AVA co-organizer Gregory Prescott, however, believes Hunter’s clean record is beside the point. “Regardless of what conditions the horses are living in, or what kind of space she claims they may have or how well they’re taken care of when they’re not on the street,” he maintains, “That’s not the issue at all.”
Home on the farm
For Hunter, though, the care of her animals is very much the issue.
“I’m not in the horse industry to get rich,” she deadpans, gesturing toward her two-room apartment upstairs in the barn on the 30-acre Weaverville farm she leases. “I drive a 16-year-old car; I buy my clothes at Goodwill. All the money from the carriage operation goes back into the horses. Proper care for one horse costs at least $200 to $300 per month: What do those people think will happen to these horses without a job?”
Gypsy starts the day in the pasture he shares with about 10 other horses. Although there’s a large shelter in the pasture, the horses usually choose to stay in the open in all sorts of weather, says Hunter.
Before calling them to the barn for breakfast, she fills each roomy stall’s feed bucket with locally grown whole oats. “We use a lot of rewards in our training,” Hunter explains, noting that a calm, happy horse cooperates willingly, eliminating the need for harsh tactics.
After eating, Gypsy receives a thorough grooming.
The gelding pulled carriages in St.

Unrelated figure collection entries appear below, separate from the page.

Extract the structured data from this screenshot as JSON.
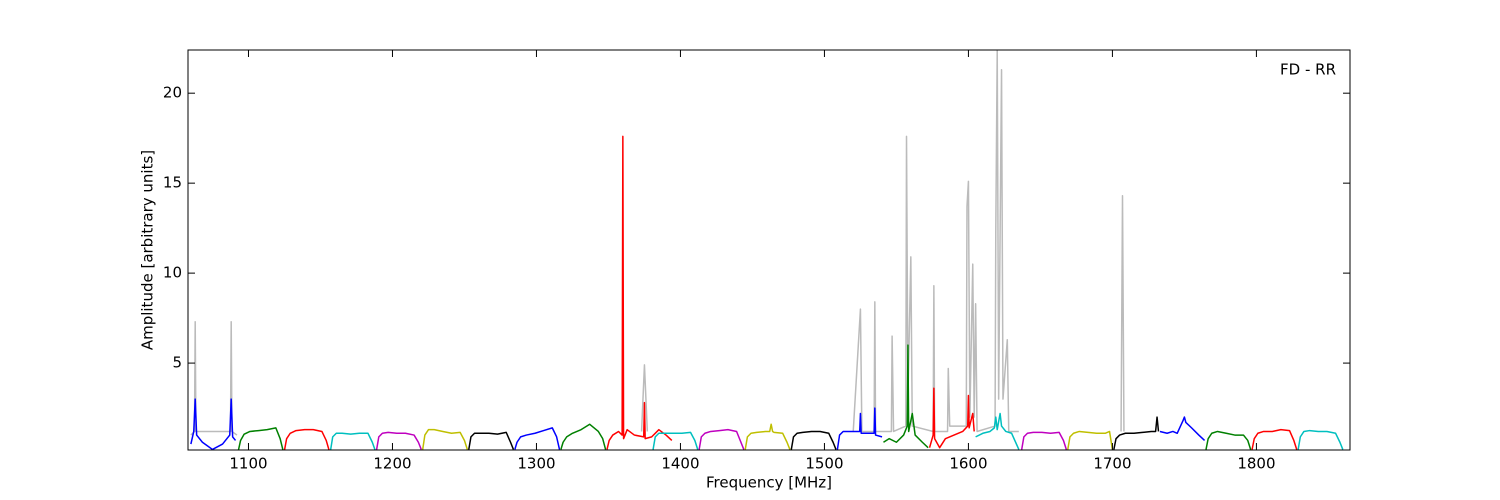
{
  "chart_data": {
    "type": "line",
    "annotation": "FD - RR",
    "xlabel": "Frequency [MHz]",
    "ylabel": "Amplitude [arbitrary units]",
    "xlim": [
      1058,
      1865
    ],
    "ylim": [
      0.17,
      22.4
    ],
    "xticks": [
      1100,
      1200,
      1300,
      1400,
      1500,
      1600,
      1700,
      1800
    ],
    "yticks": [
      5,
      10,
      15,
      20
    ],
    "series": [
      {
        "color": "#bbbbbb",
        "x": [
          1060,
          1062.5,
          1063,
          1063.5,
          1087.5,
          1088,
          1088.5,
          1092,
          1093,
          1373,
          1375,
          1377,
          1378,
          1520,
          1525,
          1526,
          1534.5,
          1535,
          1535.5,
          1546.5,
          1547,
          1548,
          1556.5,
          1557,
          1558,
          1560,
          1561,
          1575.5,
          1576,
          1576.5,
          1585.5,
          1586,
          1587,
          1598.5,
          1599,
          1600,
          1601,
          1603,
          1604,
          1605,
          1606,
          1618.5,
          1619,
          1620,
          1621,
          1623,
          1624,
          1627,
          1628,
          1635,
          1636,
          1706,
          1707,
          1708
        ],
        "values": [
          1.0,
          1.2,
          7.3,
          1.2,
          1.2,
          7.3,
          1.2,
          1.0,
          null,
          1.2,
          4.9,
          1.2,
          null,
          1.2,
          8.0,
          1.2,
          1.2,
          8.4,
          1.2,
          1.2,
          6.5,
          1.2,
          1.5,
          17.6,
          3,
          10.9,
          1.5,
          1.2,
          9.3,
          1.2,
          1.2,
          4.7,
          1.5,
          1.5,
          13.7,
          15.1,
          2,
          10.5,
          2,
          8.3,
          1.2,
          1.5,
          12.3,
          22.4,
          3,
          21.3,
          3,
          6.3,
          1.2,
          1.2,
          null,
          1.2,
          14.3,
          1.2
        ]
      },
      {
        "color": "#0000ff",
        "x": [
          1060,
          1062,
          1063,
          1064,
          1068,
          1075,
          1082,
          1087,
          1088,
          1089,
          1091
        ],
        "values": [
          0.5,
          1.2,
          3.0,
          1.0,
          0.6,
          0.2,
          0.5,
          1.0,
          3.0,
          0.9,
          0.7
        ]
      },
      {
        "color": "#008000",
        "x": [
          1093,
          1094.5,
          1097,
          1101,
          1107,
          1113,
          1119,
          1122,
          1124
        ],
        "values": [
          0.15,
          0.7,
          1.05,
          1.2,
          1.25,
          1.3,
          1.4,
          0.8,
          0.15
        ]
      },
      {
        "color": "#ff0000",
        "x": [
          1125,
          1126.5,
          1129,
          1133,
          1139,
          1145,
          1151,
          1154,
          1156
        ],
        "values": [
          0.15,
          0.8,
          1.1,
          1.25,
          1.3,
          1.3,
          1.2,
          0.7,
          0.15
        ]
      },
      {
        "color": "#00bfbf",
        "x": [
          1157,
          1158.5,
          1161,
          1165,
          1171,
          1177,
          1183,
          1186,
          1188
        ],
        "values": [
          0.15,
          0.9,
          1.1,
          1.1,
          1.05,
          1.1,
          1.1,
          0.6,
          0.15
        ]
      },
      {
        "color": "#bf00bf",
        "x": [
          1189,
          1190.5,
          1193,
          1197,
          1203,
          1209,
          1215,
          1218,
          1220
        ],
        "values": [
          0.2,
          0.9,
          1.1,
          1.15,
          1.1,
          1.1,
          1.0,
          0.6,
          0.2
        ]
      },
      {
        "color": "#bfbf00",
        "x": [
          1221,
          1222.5,
          1225,
          1229,
          1235,
          1241,
          1247,
          1250,
          1252
        ],
        "values": [
          0.2,
          1.0,
          1.3,
          1.3,
          1.2,
          1.1,
          1.15,
          0.7,
          0.2
        ]
      },
      {
        "color": "#000000",
        "x": [
          1253,
          1254.5,
          1257,
          1261,
          1267,
          1273,
          1279,
          1282,
          1284
        ],
        "values": [
          0.2,
          0.9,
          1.1,
          1.1,
          1.1,
          1.05,
          1.15,
          0.6,
          0.2
        ]
      },
      {
        "color": "#0000ff",
        "x": [
          1285,
          1286.5,
          1289,
          1293,
          1299,
          1305,
          1311,
          1314,
          1316
        ],
        "values": [
          0.2,
          0.6,
          0.9,
          1.0,
          1.1,
          1.25,
          1.4,
          0.9,
          0.2
        ]
      },
      {
        "color": "#008000",
        "x": [
          1317,
          1318.5,
          1321,
          1325,
          1331,
          1337,
          1343,
          1346,
          1348
        ],
        "values": [
          0.2,
          0.6,
          0.9,
          1.1,
          1.3,
          1.6,
          1.2,
          0.8,
          0.2
        ]
      },
      {
        "color": "#ff0000",
        "x": [
          1349,
          1350.5,
          1353,
          1357,
          1359.5,
          1360,
          1360.5,
          1363,
          1368,
          1374.5,
          1375,
          1375.5,
          1380,
          1385,
          1390,
          1394
        ],
        "values": [
          0.2,
          0.7,
          1.0,
          1.2,
          1.0,
          17.6,
          0.8,
          1.3,
          1.0,
          0.9,
          2.8,
          0.8,
          0.9,
          1.3,
          1.0,
          0.7
        ]
      },
      {
        "color": "#00bfbf",
        "x": [
          1381,
          1382.5,
          1385,
          1389,
          1395,
          1401,
          1407,
          1410,
          1412
        ],
        "values": [
          0.2,
          0.9,
          1.1,
          1.1,
          1.1,
          1.1,
          1.15,
          0.7,
          0.2
        ]
      },
      {
        "color": "#bf00bf",
        "x": [
          1413,
          1414.5,
          1417,
          1421,
          1427,
          1433,
          1439,
          1442,
          1444
        ],
        "values": [
          0.2,
          0.9,
          1.1,
          1.2,
          1.25,
          1.3,
          1.2,
          0.6,
          0.2
        ]
      },
      {
        "color": "#bfbf00",
        "x": [
          1445,
          1446.5,
          1449,
          1453,
          1459,
          1462,
          1463,
          1464,
          1465,
          1471,
          1474,
          1476
        ],
        "values": [
          0.2,
          0.9,
          1.1,
          1.15,
          1.2,
          1.2,
          1.6,
          1.2,
          1.15,
          1.1,
          0.6,
          0.2
        ]
      },
      {
        "color": "#000000",
        "x": [
          1477,
          1478.5,
          1481,
          1485,
          1491,
          1497,
          1503,
          1506,
          1508
        ],
        "values": [
          0.2,
          0.9,
          1.1,
          1.15,
          1.2,
          1.2,
          1.1,
          0.6,
          0.2
        ]
      },
      {
        "color": "#0000ff",
        "x": [
          1509,
          1510.5,
          1513,
          1517,
          1524.5,
          1525,
          1525.5,
          1530,
          1534.5,
          1535,
          1535.5,
          1540
        ],
        "values": [
          0.2,
          1.0,
          1.2,
          1.2,
          1.2,
          2.2,
          1.1,
          1.1,
          1.1,
          2.5,
          1.0,
          0.9
        ]
      },
      {
        "color": "#008000",
        "x": [
          1541,
          1545,
          1550,
          1555,
          1557.5,
          1558,
          1558.5,
          1561,
          1563,
          1568,
          1572
        ],
        "values": [
          0.6,
          0.8,
          0.6,
          1.0,
          1.5,
          6.0,
          1.2,
          2.2,
          1.0,
          0.6,
          0.3
        ]
      },
      {
        "color": "#ff0000",
        "x": [
          1573,
          1575.5,
          1576,
          1576.5,
          1580,
          1584,
          1590,
          1596,
          1599.5,
          1600,
          1600.5,
          1603,
          1604
        ],
        "values": [
          0.3,
          1.0,
          3.6,
          0.8,
          0.3,
          0.8,
          1.0,
          1.2,
          1.5,
          3.2,
          1.4,
          2.2,
          1.2
        ]
      },
      {
        "color": "#00bfbf",
        "x": [
          1605,
          1610,
          1615,
          1618,
          1619,
          1620,
          1622,
          1623,
          1626,
          1630,
          1635
        ],
        "values": [
          0.9,
          1.1,
          1.2,
          1.4,
          2.0,
          1.3,
          2.2,
          1.5,
          1.2,
          1.1,
          0.2
        ]
      },
      {
        "color": "#bf00bf",
        "x": [
          1637,
          1638.5,
          1641,
          1645,
          1651,
          1657,
          1663,
          1666,
          1668
        ],
        "values": [
          0.2,
          0.9,
          1.1,
          1.15,
          1.15,
          1.1,
          1.15,
          0.7,
          0.2
        ]
      },
      {
        "color": "#bfbf00",
        "x": [
          1669,
          1670.5,
          1673,
          1677,
          1683,
          1689,
          1695,
          1698,
          1700
        ],
        "values": [
          0.2,
          0.9,
          1.1,
          1.2,
          1.15,
          1.1,
          1.1,
          1.2,
          0.2
        ]
      },
      {
        "color": "#000000",
        "x": [
          1701,
          1702.5,
          1705,
          1709,
          1715,
          1721,
          1727,
          1730,
          1731,
          1732
        ],
        "values": [
          0.2,
          0.8,
          1.0,
          1.1,
          1.1,
          1.15,
          1.2,
          1.2,
          2.0,
          1.2
        ]
      },
      {
        "color": "#0000ff",
        "x": [
          1733,
          1738,
          1742,
          1745,
          1749,
          1750,
          1751,
          1755,
          1760,
          1764
        ],
        "values": [
          1.2,
          1.1,
          1.2,
          1.1,
          1.8,
          2.0,
          1.7,
          1.4,
          1.0,
          0.7
        ]
      },
      {
        "color": "#008000",
        "x": [
          1765,
          1766.5,
          1769,
          1773,
          1779,
          1785,
          1791,
          1794,
          1796
        ],
        "values": [
          0.2,
          0.8,
          1.1,
          1.2,
          1.1,
          1.0,
          1.0,
          0.7,
          0.2
        ]
      },
      {
        "color": "#ff0000",
        "x": [
          1797,
          1798.5,
          1801,
          1805,
          1811,
          1817,
          1823,
          1826,
          1828
        ],
        "values": [
          0.2,
          0.8,
          1.1,
          1.2,
          1.2,
          1.3,
          1.25,
          0.7,
          0.2
        ]
      },
      {
        "color": "#00bfbf",
        "x": [
          1829,
          1830.5,
          1833,
          1837,
          1843,
          1849,
          1855,
          1858,
          1860
        ],
        "values": [
          0.2,
          0.9,
          1.2,
          1.25,
          1.2,
          1.2,
          1.1,
          0.6,
          0.2
        ]
      }
    ]
  }
}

Augustine, Florida, for 11 years before his owners decided to retire. “They didn’t want to sell their horse to anyone but me,” recalls Hunter, who also bought two carriages from them.

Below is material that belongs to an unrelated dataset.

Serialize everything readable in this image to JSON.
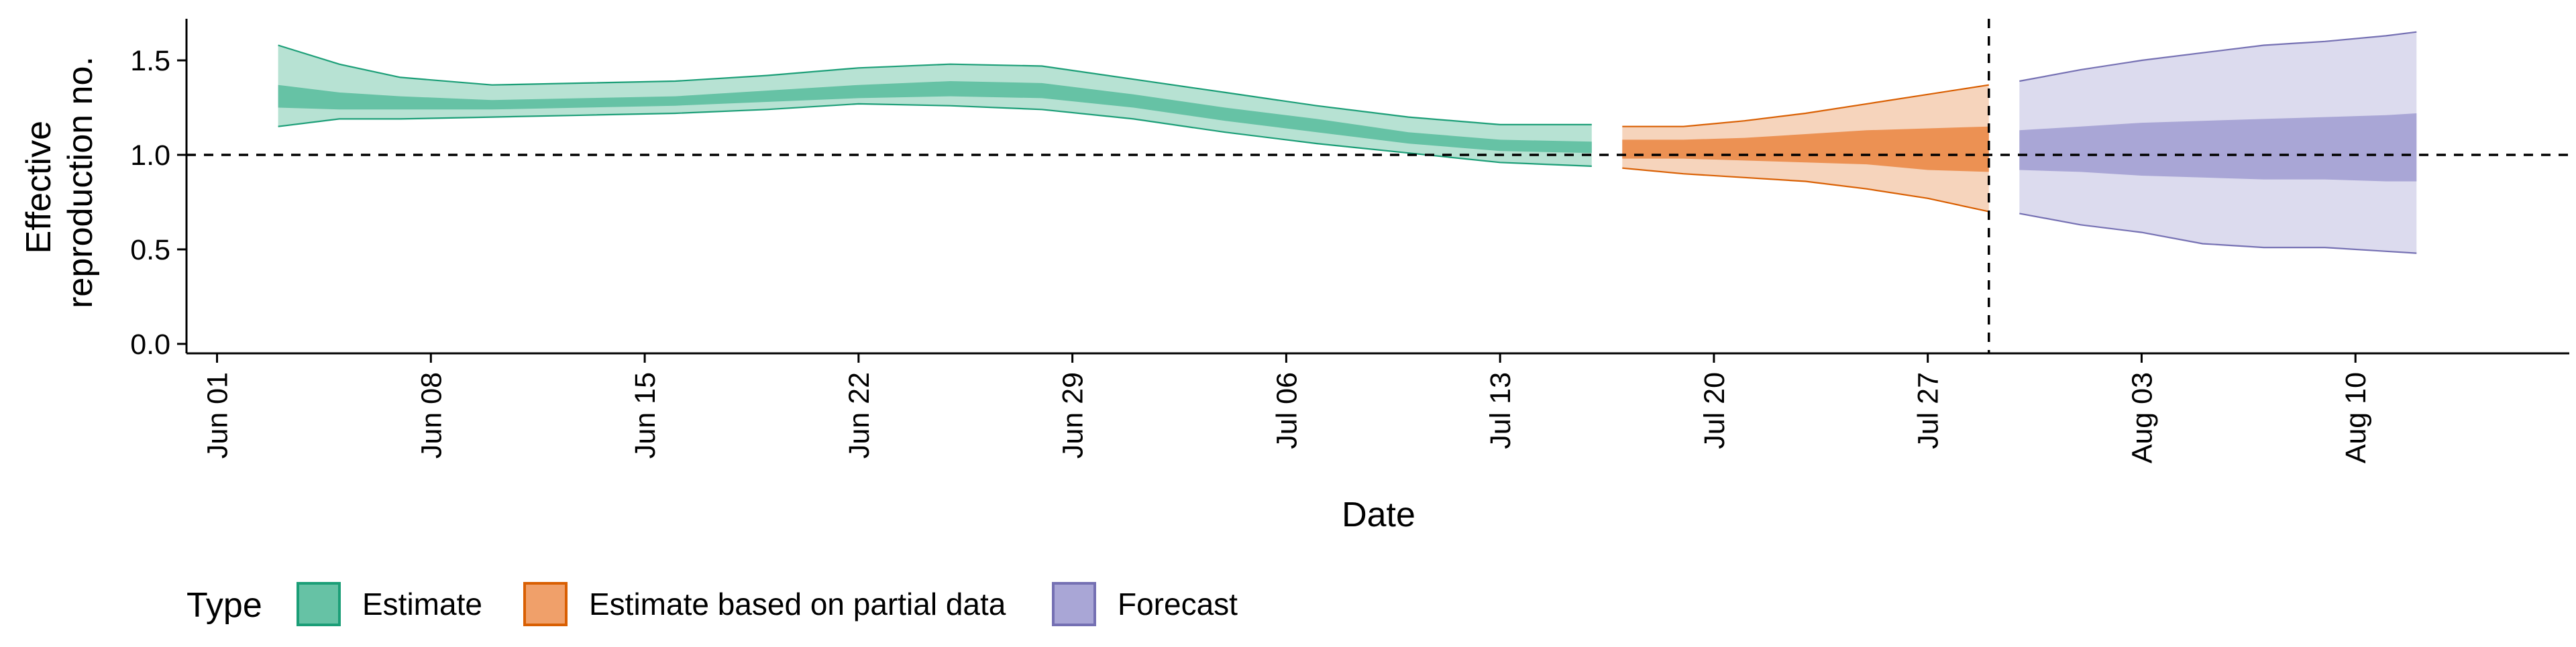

Gypsy works no more than eight hours a day, five days a week. He gets a 15-minute water and rest break every two hours. Regulations say he can’t work when the temperature is above 90 or below 25 degrees, and he gets two months off in winter.
A horse, says Hunter, can pull up to six times its own weight. Gypsy tips the scales at 1,350 pounds, she points out, so his maximum load (six adult passengers in a 900-pound carriage) is about a quarter of what he could theoretically pull. “It’s about the same as a person pushing a shopping cart,” she says. Special shoes give him extra traction on pavement, and a skilled farrier sees him every four to six weeks.
“It’s not true that horses can’t tell you if they don’t want to work,” notes Hunter. “If he didn’t want to get in that trailer, there’s nothing I could do to force him.”
As evidence, Hunter offers to demonstrate. The horse’s ears prick forward when he hears the truck’s diesel engine start; he walks to the door of the green two-horse rig on a loose lead rein. Hunter barely has a chance to praise him with a “Good boy!” before the bay gelding steps up into the trailer, his lead rope slack as Hunter waits by the door.
Gypsy stands inside quietly; at the “Back up!” command, he steps out of the trailer as calmly as he went in.
Hunter says she appreciates the protesters’ concern but wishes it were directed toward the thousands of horses genuinely in need of an advocate, noting, “I’d be the first person protesting if someone were mistreating a horse.”